Feel the burn

I noticed a scratch on my finger Monday morning. I’m not sure how it got there, though I’m guessing the treble hook of my walleye lure may have had something to do with it.

Anyway, by the end of the day, it seemed I was bumping my index finger against something every few minutes and then wincing a bit in pain.

It was time to get out the bottle of hydrogen peroxide.

Oh, I’m sure there are other, more modern treatments for cuts and scrapes – and I probably even have a couple of them in my medicine cabinet – but the first thing I thought of was the liquid in the little brown bottle.

I had a bit of a dilemma, however. It’s been a really long time since I’ve had to use hydrogen peroxide on a cut, and I couldn’t remember if it hurt or not. (A person must brace herself for the pain, you know!)

My only memory of hydrogen peroxide as a kid was the way it sizzled on a cut.

Well, after first wetting a cotton ball, applying it to my owie and seeing absolutely no sizzle, I decided to pour some of the clear liquid directly onto the wound.

And there it was – the sizzle – along with an intense throbbing of my finger. Hmm, so I had forgotten about the pain that comes with hydrogen peroxide.

As I watched the sizzle, I was reminded of one of those “growing up” moments with my three brothers on the family farm. We had all gotten into the medicine chest a time or two in our younger years. In other words, we were old enough to know you put hydrogen peroxide instead of rubbing alcohol on a cut, and nothing was ever bad enough for Mom to get out the bottle of mercurochrome – that stuff not only stung, it painted our skin a hideous orange-red color.

Any way, as familiar as I was with treating wounds, I was less than familiar with certain cleaning supplies.

One day my brothers (I think the older one and the younger one plotted this coup) had discovered a bottle of ammonia in the house. They were going on and on about how great it smelled, and said I needed to take a really big whiff of it to get the full effect. (They may have said it smelled like roses or lilacs – I really can’t recall.)

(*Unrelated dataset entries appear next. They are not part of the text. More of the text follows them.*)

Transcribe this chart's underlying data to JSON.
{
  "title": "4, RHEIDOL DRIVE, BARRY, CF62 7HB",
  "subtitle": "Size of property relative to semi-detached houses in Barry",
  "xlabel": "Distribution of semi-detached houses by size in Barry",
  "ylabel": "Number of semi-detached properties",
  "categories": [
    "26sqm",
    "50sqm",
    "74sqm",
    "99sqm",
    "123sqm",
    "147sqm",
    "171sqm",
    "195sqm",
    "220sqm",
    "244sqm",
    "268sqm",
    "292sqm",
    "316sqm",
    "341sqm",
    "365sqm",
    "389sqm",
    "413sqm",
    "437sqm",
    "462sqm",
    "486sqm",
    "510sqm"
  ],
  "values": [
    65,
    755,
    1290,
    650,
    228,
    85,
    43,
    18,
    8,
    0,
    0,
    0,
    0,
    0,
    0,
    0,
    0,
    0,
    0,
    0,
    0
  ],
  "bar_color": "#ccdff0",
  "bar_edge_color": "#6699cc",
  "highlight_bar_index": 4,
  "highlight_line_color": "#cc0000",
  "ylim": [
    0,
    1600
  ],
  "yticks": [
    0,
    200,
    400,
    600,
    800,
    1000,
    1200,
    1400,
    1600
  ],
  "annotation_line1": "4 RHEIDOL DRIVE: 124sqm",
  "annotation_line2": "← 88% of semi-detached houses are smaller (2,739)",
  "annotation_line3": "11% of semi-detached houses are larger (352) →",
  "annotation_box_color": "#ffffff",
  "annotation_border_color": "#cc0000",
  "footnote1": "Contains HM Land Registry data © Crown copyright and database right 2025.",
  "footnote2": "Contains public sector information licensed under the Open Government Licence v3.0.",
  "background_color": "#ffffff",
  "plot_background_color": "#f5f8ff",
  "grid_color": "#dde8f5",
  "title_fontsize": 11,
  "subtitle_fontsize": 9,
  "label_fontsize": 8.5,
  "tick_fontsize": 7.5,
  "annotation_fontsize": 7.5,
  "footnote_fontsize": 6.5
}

As we stood just inside the back door of the garage, I should have realized something bad was going to happen. After all, we were in the one spot hidden from the view of Mom’s kitchen window – that alone should have put me on red alert.

But no, I was my typical gullible self!

My recollection of the event is rather fuzzy because, well, I think that big whiff I took from the bottle instantly killed a bunch of my brain cells. I have never felt that much of a burn in my forehead since that horrible day. I thought I was going to die.

It ranked right up there with the time one of my brothers maneuvered the three wheeler in such a way that when the innertube and I hit a snowbank, the tube went flying and I did a belly-flop on the driveway. Again, I thought I was going to die.

Isn’t it strange that both of those incidents involved my brothers? Yeah, not strange at all!

Sometimes I think it’s a wonder I ever made it to adulthood having grown up with the three of them.